Je suis toujours devant la porte. Je fixe les chiffres qui y sont apposés. Je suis bien au bon étage et au bon appartement. Pourquoi diable est-ce que je n'entends rien à l'intérieur? Devrais-je vous faire fi des scénarios catastrophes dont mon esprit créatif et prompt à la panique s'est déjà rempli? Et si la personne était tombée depuis plusieurs heures, incapable d'attraper le téléphone pour demander de l'aide? Ou bien, elle a eu un sérieux malaise et on va la retrouver inconsciente dans son lit, voire morte! Je repasse mes choix dans ma tête : je rapporte le repas à la Popote et signale aux responsables que la personne n'a pas répondu ou je retourne à l'entrée de l'immeuble pour sonner de nouveau à l'appart et espérer une réponse. C'est ce que je décide de faire.

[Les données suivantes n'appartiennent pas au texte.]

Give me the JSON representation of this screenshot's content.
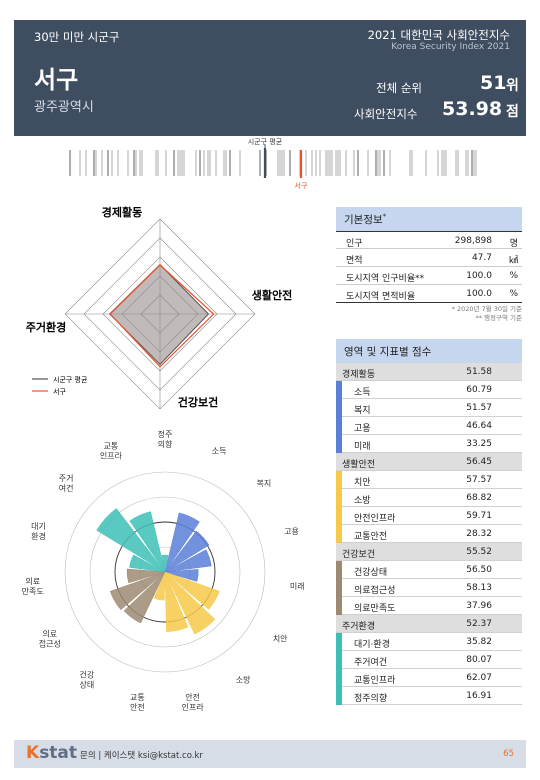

Devant le tableau indicateur, je recompose les numéros. Ça sonne. Un coup, deux coups, trois coups. Une éternité!! Enfin, une voix toute faible répond. Je dis : "C'est Nicole, de la Popote. Je ne peux pas entrer dans l'appart, votre porte est barrée". "Donnez-moi une minute", qu'elle me répond. Une autre éternité passe. Qu'est-ce que Woody Allen déclarait à ce propos? Ah! oui, l'éternité c'est long, surtout vers la fin. Heureusement, avant que ma fin ne vienne, la porte de l'immeuble s'ouvre et je peux reprendre l'ascenseur. Arrivée à l'appart, je constate cette fois que la porte est entrouverte. Soupir et soulagement!!

Madame va bien. Elle a juste passé une mauvaise nuit et s'est rendormie. Qu'est-ce que je vous disais que ça pouvait arriver ce genre de situation! Je suis tellement heureuse de la voir se débarbouiller au lavabo de la salle de bain. Et elle, tout aussi heureuse parce qu'elle va manger du pâté au saumon. Tout est bien qui finit bien.

N'empêche. J'ai eu peur de la perdre. Devant sa porte close, je me suis dit qu'un jour, je devrai pourtant faire face à la musique. Ça fait trois ans que je la connais. Que je jase avec elle toutes les semaines. Que je l'encourage quand ça va moins bien. Je m'y suis attachée comme à la plupart de mes clients. C'est juste que, depuis vendredi, j'ai toujours dans ma tête cette image de la porte fermée et dans ma poitrine le serrement qui m'a envahi à la pensée que je l'avais peut-être perdue à tout jamais. Ben voyons, d'aucuns d'entre vous me diront, c'est une étrangère, pas un membre de la famille quand même. Ouais, pas pour moi.

D'abord, depuis que je bénévole auprès des plus démunis de notre société, je n'ai cessé de rencontrer des personnes lumineuses, extraordinaires et pleines de ressources. Elles m'ont fait grandir dans ma tête et dans mon coeur. Certaines sont devenues des amies, d'autres des personnes qui m'étaient très chères. Et oui, j'ai déjà fait face au grand départ, à plus d'une reprise malheureusement. Quand on oeuvre dans ce genre de milieu (j'ai aussi bénévolé en CHSLD), on marche souvent sur la corde raide. La vie, la mort, ça s'entrecroise continuellement. Et je ne suis jamais prête à lâcher prise parce que je les aime plus que tout. Je pensais être mieux préparée à cause des autres pertes que j'ai vécues. Force m'est d'admettre que non.

Mais avant que la porte se ferme pour de bon, je dois absolument me rappeler de profiter de toutes les parcelles de bonheur, de présence et de joie qu'il me reste à vivre jusqu'au bout du chemin. Jusqu'aux étoiles filantes.